Мне так хотелось рассказать ей, как стало трудно общаться с ее сыном, сказать, что мы живем сейчас словно на двух разных планетах, что почти не разговариваем друг с другом, разве только чтобы обменяться колкостями, что перестали обниматься, что не занимались любовью с того самого вечера, когда я не смогла ответить на его ласки, когда долго плакала в ванной. Да, мне хотелось выложить все это, открыться ей, все рассказать. Рассказать, что моя работа летит к черту, что я теряю клиентов и впереди уже маячат проблемы с деньгами. О директрисе издательства, которая, пусть мягко и вежливо (сколько времени она сумеет оставаться мягкой и вежливой, хотела бы я знать!), но все же спрашивает меня, почему я перестала пересылать ей переведенные главы романа.
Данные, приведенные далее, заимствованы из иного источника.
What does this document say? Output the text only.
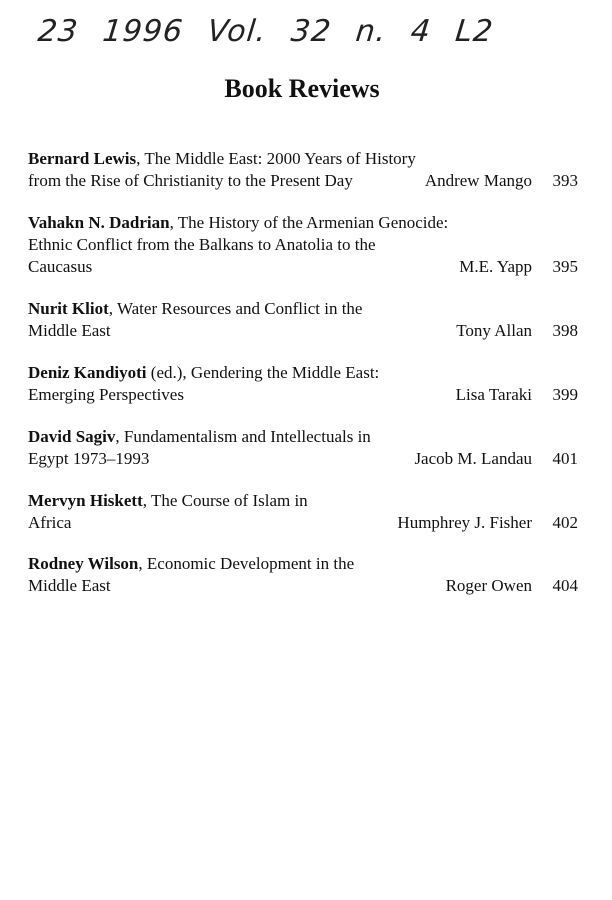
23 1996 Vol. 32 n. 4 L2
Book Reviews
Bernard Lewis, The Middle East: 2000 Years of History
from the Rise of Christianity to the Present Day	Andrew Mango 393
Vahakn N. Dadrian, The History of the Armenian Genocide:
Ethnic Conflict from the Balkans to Anatolia to the
Caucasus	M.E. Yapp 395
Nurit Kliot, Water Resources and Conflict in the
Middle East	Tony Allan 398
Deniz Kandiyoti (ed.), Gendering the Middle East:
Emerging Perspectives	Lisa Taraki 399
David Sagiv, Fundamentalism and Intellectuals in
Egypt 1973–1993	Jacob M. Landau 401
Mervyn Hiskett, The Course of Islam in
Africa	Humphrey J. Fisher 402
Rodney Wilson, Economic Development in the
Middle East	Roger Owen 404
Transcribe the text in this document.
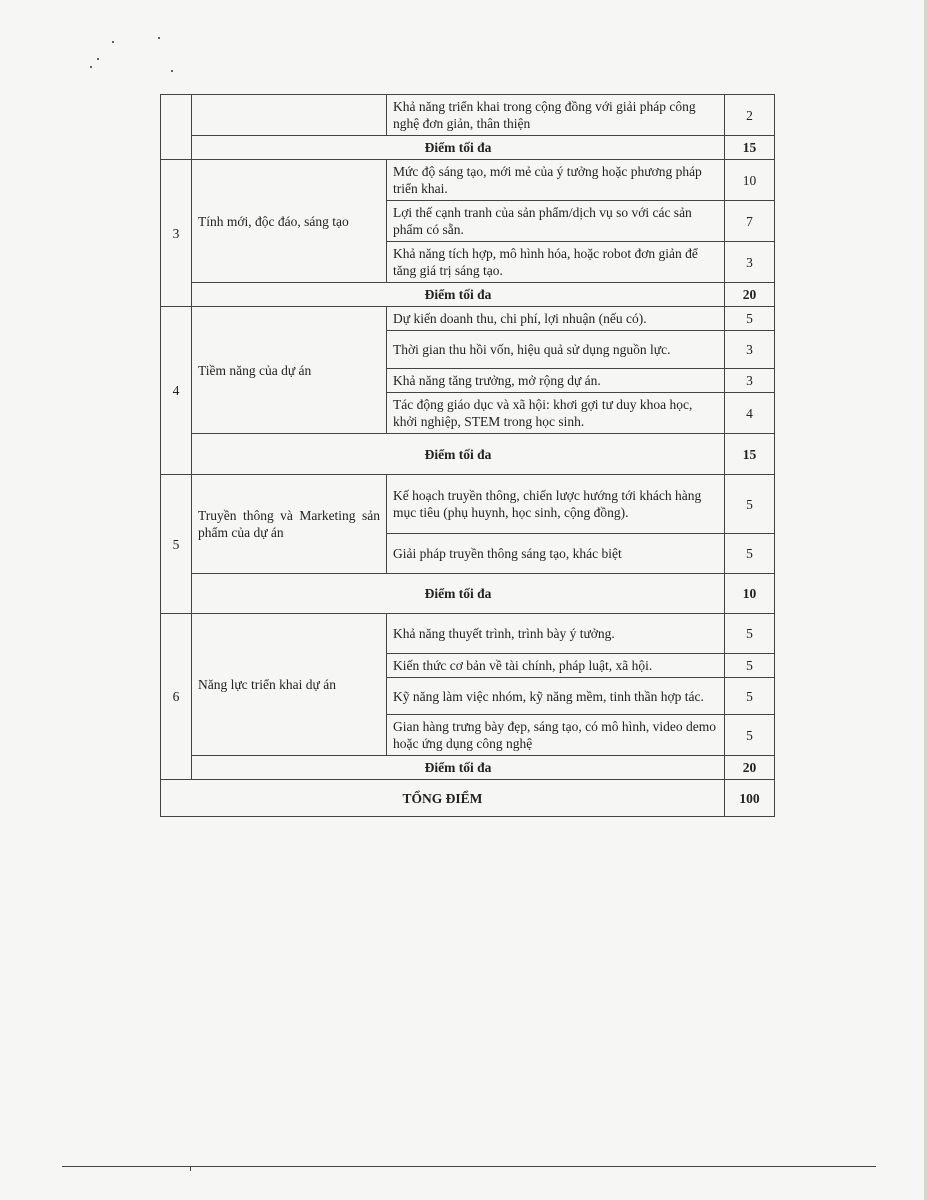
		Khả năng triển khai trong cộng đồng với giải pháp công nghệ đơn giản, thân thiện	2
	Điểm tối đa		15
3	Tính mới, độc đáo, sáng tạo	Mức độ sáng tạo, mới mẻ của ý tưởng hoặc phương pháp triển khai.	10
		Lợi thế cạnh tranh của sản phẩm/dịch vụ so với các sản phẩm có sẵn.	7
		Khả năng tích hợp, mô hình hóa, hoặc robot đơn giản để tăng giá trị sáng tạo.	3
	Điểm tối đa		20
4	Tiềm năng của dự án	Dự kiến doanh thu, chi phí, lợi nhuận (nếu có).	5
		Thời gian thu hồi vốn, hiệu quả sử dụng nguồn lực.	3
		Khả năng tăng trưởng, mở rộng dự án.	3
		Tác động giáo dục và xã hội: khơi gợi tư duy khoa học, khởi nghiệp, STEM trong học sinh.	4
	Điểm tối đa		15
5	Truyền thông và Marketing sản phẩm của dự án	Kế hoạch truyền thông, chiến lược hướng tới khách hàng mục tiêu (phụ huynh, học sinh, cộng đồng).	5
		Giải pháp truyền thông sáng tạo, khác biệt	5
	Điểm tối đa		10
6	Năng lực triển khai dự án	Khả năng thuyết trình, trình bày ý tưởng.	5
		Kiến thức cơ bản về tài chính, pháp luật, xã hội.	5
		Kỹ năng làm việc nhóm, kỹ năng mềm, tinh thần hợp tác.	5
		Gian hàng trưng bày đẹp, sáng tạo, có mô hình, video demo hoặc ứng dụng công nghệ	5
	Điểm tối đa		20
TỔNG ĐIỂM			100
Рассказать о друзьях, с которыми мне больше не хотелось разговаривать и которых я не хотела видеть, потому что созерцание их тихого счастья (так похожего на то, которое я и сама знала) наводило меня на мысли о суициде. Рассказать о сестре, с которой мы были всегда очень близки, но и она, моя Эмма, не знала ничего об Эве Марвиль и о том, что я собиралась сделать. Рассказать о моей грусти, моем упадке духа и об отвращении, которое я вдруг стала испытывать к жизни…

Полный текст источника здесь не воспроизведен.